If the future demands advanced chatbots that do more than use scripted, single-turn exchanges, then their method of interface will also have to advance. A voice interface can assist users with disabilities or those who are skeptical of technology, but it also requires another layer of NLP development.

While some experts such as Ramesh Hariharan, co-founder and CTO of LatentView Analytics, say that using a voice interface is foundational to the future success of chatbots, other developers argue for a separation between fully functioning chatbots and voice-based digital assistants.

Wai Wong, founder and CEO of Serviceaide, a California-based software company, advised developers to approach voice interface on a case-by-case basis. The future is not all voice interfaces, but instead it should focus on working within device capabilities to boost user accessibility and flexibility. Some chatbots can offer voice-to-text interfaces, voice-to-voice interfaces or text-to-voice interfaces, all depending on customer need or brand decision.

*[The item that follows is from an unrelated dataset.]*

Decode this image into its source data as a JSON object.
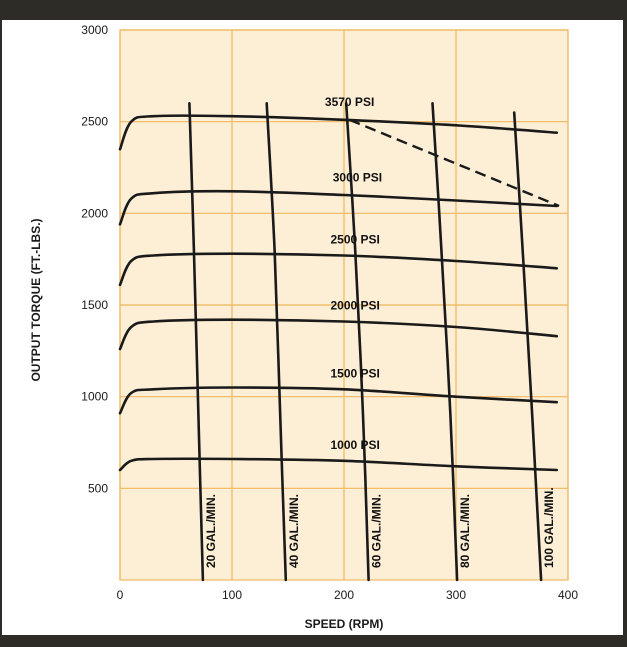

"The important question is how a conversational platform interacts with the voice capability already existing: supplementing what is there or integrating into the on-device capability," Wong said.

Deeson and Peart both noted that voice interfaces will need to be finely developed in order for the tool to become a functional priority for the future scope of chatbots. Voice interface can be a useful chatbot tool, but it has to understand sensitive content and user context.

"Voice will get more and more sophisticated and become more effective -- it has a great use case in cars. But voice is just another tool and interface, and it won't replace everything," Deeson said.


While voice interface may be optional, chatbots have been in the enterprise long enough for developers and experts to begin identifying what elements of chatbots are mainstay requirements. NLP development, human-like conversational flexibility and 24/7 service are crucial to maintaining chatbots' longevity in enterprise settings. Chatbots are AI devices and, looking ahead, they need to keep up with AI trends, such as automated machine learning, easy system integration and developing intelligence.

Hariharan said, above all else, chatbots need to have a basic foundation of natural language processing, learning and understanding. This extends to interpreting user intent, developing domain-specific language and improving their functionality to adapt and change based on the specifics of any conversation. As the chatbot novelty wears off and users become more demanding of operational ability, adaptability will become increasingly important.